Event Broker Service pods continually crash then restart causing Node(s) to stop and restart
search cancel

Event Broker Service pods continually crash then restart causing Node(s) to stop and restart

book

Article ID: 314724

calendar_today

Updated On:

Products

VMware Aria Suite

Issue/Introduction

Symptoms

  • Aria Automation requests fail with:

Failed to publish event to topic: Deployment resource action requested

Failed to publish event to topic: Deployment requested

  • "Failed to publish event to topic: Deployment resource action requested" or requests do not proceed past the "INITIALIZATION_IN_PROGRESS" stage.
  • Requests may not proceed past the "INITIALIZATION_IN_PROGRESS" stage.

INITIALIZATION_FAILED

  • Event Broker Service (ebs-app) pods are crashing / restarting after some time.
  • The RabbitMQ logs located under /var/log/services-logs/prelude/rabbitmq-ha-0/file-logs/rabbitmq-ha.log contain memory resource limit alarms similar to:
    2024-04-11 03:31:38.592678+00:00 [info] <0.523.0> vm_memory_high_watermark clear. Memory used:1022529536 allowed:1024000000
    2024-04-11 03:31:38.593100+00:00 [warning] <0.521.0> memory resource limit alarm cleared on node 'rabbit@rabbitmq-ha-0.rabbitmq-ha-discovery.prelude.svc.cluster.local'
    2024-04-11 03:31:38.593177+00:00 [warning] <0.521.0> memory resource limit alarm cleared across the cluster
    2024-04-11 03:31:39.594883+00:00 [info] <0.523.0> vm_memory_high_watermark set. Memory used:1034166272 allowed:1024000000
    2024-04-11 03:31:39.595221+00:00 [warning] <0.521.0> memory resource limit alarm set on node 'rabbit@rabbitmq-ha-0.rabbitmq-ha-discovery.prelude.svc.cluster.local'.
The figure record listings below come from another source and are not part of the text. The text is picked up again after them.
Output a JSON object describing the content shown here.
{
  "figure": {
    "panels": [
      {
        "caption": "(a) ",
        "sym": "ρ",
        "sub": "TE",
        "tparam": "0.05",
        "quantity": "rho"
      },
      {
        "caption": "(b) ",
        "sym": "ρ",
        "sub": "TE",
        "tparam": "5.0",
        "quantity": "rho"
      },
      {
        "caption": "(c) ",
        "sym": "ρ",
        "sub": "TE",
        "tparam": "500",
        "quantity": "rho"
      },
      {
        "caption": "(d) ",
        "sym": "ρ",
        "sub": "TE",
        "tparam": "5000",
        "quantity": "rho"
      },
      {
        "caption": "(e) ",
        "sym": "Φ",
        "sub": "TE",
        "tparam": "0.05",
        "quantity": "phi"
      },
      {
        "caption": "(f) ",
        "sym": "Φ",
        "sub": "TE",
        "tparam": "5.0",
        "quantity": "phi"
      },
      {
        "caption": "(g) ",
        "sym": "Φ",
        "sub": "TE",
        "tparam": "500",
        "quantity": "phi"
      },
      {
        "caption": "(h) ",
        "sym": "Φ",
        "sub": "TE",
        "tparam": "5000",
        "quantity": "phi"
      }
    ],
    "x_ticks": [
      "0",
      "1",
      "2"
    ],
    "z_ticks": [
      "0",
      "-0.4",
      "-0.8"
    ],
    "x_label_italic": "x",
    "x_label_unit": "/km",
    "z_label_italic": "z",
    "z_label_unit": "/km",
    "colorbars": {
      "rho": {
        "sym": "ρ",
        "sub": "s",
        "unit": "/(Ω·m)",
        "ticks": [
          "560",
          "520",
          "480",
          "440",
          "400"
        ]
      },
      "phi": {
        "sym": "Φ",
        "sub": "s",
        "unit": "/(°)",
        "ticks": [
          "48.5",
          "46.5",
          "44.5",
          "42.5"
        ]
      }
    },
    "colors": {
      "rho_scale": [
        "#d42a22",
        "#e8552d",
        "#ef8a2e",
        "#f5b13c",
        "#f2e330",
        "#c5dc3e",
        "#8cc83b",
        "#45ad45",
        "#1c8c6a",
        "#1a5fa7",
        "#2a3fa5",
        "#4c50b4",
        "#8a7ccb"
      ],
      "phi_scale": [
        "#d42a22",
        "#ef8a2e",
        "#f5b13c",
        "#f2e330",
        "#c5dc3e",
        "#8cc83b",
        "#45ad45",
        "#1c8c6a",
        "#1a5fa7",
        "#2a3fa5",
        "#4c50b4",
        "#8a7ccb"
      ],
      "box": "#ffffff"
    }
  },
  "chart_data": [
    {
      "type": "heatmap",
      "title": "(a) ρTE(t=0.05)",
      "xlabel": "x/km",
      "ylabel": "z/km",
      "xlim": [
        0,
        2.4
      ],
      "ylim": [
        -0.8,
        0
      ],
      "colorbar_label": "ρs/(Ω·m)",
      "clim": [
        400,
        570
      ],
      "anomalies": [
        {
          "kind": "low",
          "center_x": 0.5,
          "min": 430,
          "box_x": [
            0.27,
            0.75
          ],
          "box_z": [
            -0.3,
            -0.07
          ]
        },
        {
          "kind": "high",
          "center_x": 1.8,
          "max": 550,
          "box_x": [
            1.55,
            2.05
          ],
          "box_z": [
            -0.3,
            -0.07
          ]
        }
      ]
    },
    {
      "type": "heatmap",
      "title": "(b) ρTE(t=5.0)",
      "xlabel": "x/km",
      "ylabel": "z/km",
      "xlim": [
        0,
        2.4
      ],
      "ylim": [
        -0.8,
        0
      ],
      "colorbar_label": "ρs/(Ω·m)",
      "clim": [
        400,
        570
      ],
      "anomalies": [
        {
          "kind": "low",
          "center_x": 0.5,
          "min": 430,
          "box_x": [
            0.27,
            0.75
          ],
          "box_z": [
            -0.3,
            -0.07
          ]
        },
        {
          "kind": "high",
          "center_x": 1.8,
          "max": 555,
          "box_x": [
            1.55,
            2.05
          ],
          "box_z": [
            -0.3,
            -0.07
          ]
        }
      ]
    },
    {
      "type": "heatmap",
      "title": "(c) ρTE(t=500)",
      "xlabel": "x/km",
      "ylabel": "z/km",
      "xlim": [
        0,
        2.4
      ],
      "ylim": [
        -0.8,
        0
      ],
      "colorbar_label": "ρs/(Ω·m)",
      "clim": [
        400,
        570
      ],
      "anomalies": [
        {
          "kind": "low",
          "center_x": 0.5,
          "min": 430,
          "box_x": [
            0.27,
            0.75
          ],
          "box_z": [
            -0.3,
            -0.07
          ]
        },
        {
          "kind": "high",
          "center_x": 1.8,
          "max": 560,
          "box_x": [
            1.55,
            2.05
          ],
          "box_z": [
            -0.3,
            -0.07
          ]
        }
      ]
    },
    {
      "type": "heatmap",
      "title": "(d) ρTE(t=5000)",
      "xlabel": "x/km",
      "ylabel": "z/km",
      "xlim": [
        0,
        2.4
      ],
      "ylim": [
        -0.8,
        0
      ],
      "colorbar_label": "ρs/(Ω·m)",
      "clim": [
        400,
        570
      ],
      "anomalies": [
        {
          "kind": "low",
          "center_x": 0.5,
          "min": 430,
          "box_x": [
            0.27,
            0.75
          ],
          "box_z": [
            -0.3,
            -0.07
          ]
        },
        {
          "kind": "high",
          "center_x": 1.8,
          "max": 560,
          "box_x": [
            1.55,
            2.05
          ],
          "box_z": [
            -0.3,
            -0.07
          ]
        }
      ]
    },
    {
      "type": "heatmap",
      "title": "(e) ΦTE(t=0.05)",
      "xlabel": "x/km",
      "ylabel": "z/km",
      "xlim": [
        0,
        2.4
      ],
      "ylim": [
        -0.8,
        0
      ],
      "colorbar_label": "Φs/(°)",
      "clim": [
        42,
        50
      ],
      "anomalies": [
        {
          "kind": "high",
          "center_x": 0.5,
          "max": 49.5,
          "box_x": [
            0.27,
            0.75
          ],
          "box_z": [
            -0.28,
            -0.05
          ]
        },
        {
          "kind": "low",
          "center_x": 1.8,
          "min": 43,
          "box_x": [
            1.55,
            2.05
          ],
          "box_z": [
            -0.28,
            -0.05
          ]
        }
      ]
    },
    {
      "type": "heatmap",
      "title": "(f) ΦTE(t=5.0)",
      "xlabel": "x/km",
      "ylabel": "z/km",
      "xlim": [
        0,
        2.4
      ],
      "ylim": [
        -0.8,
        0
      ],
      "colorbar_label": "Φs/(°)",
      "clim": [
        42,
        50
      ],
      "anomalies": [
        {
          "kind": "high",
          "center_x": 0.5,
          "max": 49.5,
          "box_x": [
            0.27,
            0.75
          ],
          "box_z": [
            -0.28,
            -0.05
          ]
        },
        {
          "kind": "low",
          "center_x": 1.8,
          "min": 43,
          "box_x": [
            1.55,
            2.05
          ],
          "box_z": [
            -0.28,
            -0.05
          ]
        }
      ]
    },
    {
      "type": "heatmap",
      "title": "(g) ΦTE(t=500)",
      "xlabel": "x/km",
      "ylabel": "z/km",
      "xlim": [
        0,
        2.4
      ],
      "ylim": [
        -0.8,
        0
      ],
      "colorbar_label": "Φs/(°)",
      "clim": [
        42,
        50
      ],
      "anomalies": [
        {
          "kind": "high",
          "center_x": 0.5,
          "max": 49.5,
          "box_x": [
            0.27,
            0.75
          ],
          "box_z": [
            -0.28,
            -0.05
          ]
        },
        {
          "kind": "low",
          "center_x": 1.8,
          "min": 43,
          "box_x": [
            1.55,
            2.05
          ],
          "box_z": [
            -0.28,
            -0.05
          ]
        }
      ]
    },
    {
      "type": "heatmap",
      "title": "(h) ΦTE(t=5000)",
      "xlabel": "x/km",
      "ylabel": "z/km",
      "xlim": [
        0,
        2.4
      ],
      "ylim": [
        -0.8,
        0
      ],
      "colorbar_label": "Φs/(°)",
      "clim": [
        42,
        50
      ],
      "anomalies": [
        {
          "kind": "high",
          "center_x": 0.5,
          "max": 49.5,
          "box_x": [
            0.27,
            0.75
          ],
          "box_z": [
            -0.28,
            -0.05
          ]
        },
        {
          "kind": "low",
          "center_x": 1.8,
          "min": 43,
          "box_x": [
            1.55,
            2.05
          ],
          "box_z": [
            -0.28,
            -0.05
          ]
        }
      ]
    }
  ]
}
Note: On the other nodes in the Aria Automation cluster, the RabbitMQ logs are kept at:
/var/log/services-logs/prelude/rabbitmq-ha-1/file-logs/rabbitmq-ha.log
/var/log/services-logs/prelude/rabbitmq-ha-2/file-logs/rabbitmq-ha.log

Environment

  • VMware Aria Automation 8.x

Cause

  • The default memory assignment of 1GB for the RabbitMQ component may be insufficient.
  • RabbitMQ was migrated to using Quorum Queues instead of Mirror queues, since the latter was deprecated. This however raises the memory requirements. Customers in larger environments are more likely to run into this issue.

Resolution

Prerequisites

  • Create a snapshot of the Aria Automation nodes using a Day 2 Operation with Aria Suite Lifecycle.

Procedure: Increase VM and RabbitMQ memory allocation

  1. Shut down the Aria Automation cluster using a Day 2 operation from Aria Suite Lifecycle.
  2. Login to vCenter and increase the memory of each Aria Automation virtual machine appliance by 1GB.
  3. Power on the Aria Automation appliance nodes and SSH into one node in the cluster.
  4. Apply the configuration by running:
    vracli cluster exec -- bash -c "base64 -d <<< '/Td6WFoAAATm1rRGAgAhARYAAAB0L+Wj4AOxAXhdABGIBOkJeg/QIyaVI9J6wrAp1rezelhCpStNdFpnEPpn3HE3NIKUz/XPNckpYqB4dmL9sez8SMlRunU1o6W08AHGeZKNB1JZCgj3kL3qZoQ6LQ9wD8BNnQU8nOvkMAVON/QUWCTo//FHADweFOMd9N7vmcgk1L/CdCPO+0P5T7+hMeJggXwOh5Yfr03fCMWLPEUgUW1lAv6eDKrkYqb70lAZrfZISDKxRkYEHp60E9v5ikeGaRY+W89oDIs7hkanCRbfdUKeA4cGxWrJGF0GaRwC74G0xGMxl2DI44zOUoIvZ5cJDfDVV5zg8wc7bPjWkDS5CLFmmowMDIQ+Kp1zCGOsmWLIk/jnJEuUA/TQkliBV2vQqBZasuvKe7JslHwLiCXFY8WEk6Gkip6k774xIkNchkL27WkGCqiu8xTOw5sC3DgxX/PAXRvybkT95Lgzr+tWp95dP39iolMHfLDH7flMQlkjVS3cU8Mdhcb5ryrRSGrhP2b/7QoAOevO445x09sAAZQDsgcAAMxqNrCxxGf7AgAAAAAEWVo=' | xz -d | sh -"
  5. Restart the Aria Automation services:
    /opt/scripts/deploy.sh

Additional Information

  • The provided approach will increase RabbitMQ's memory allocation. This change will persist through upgrade and restarts.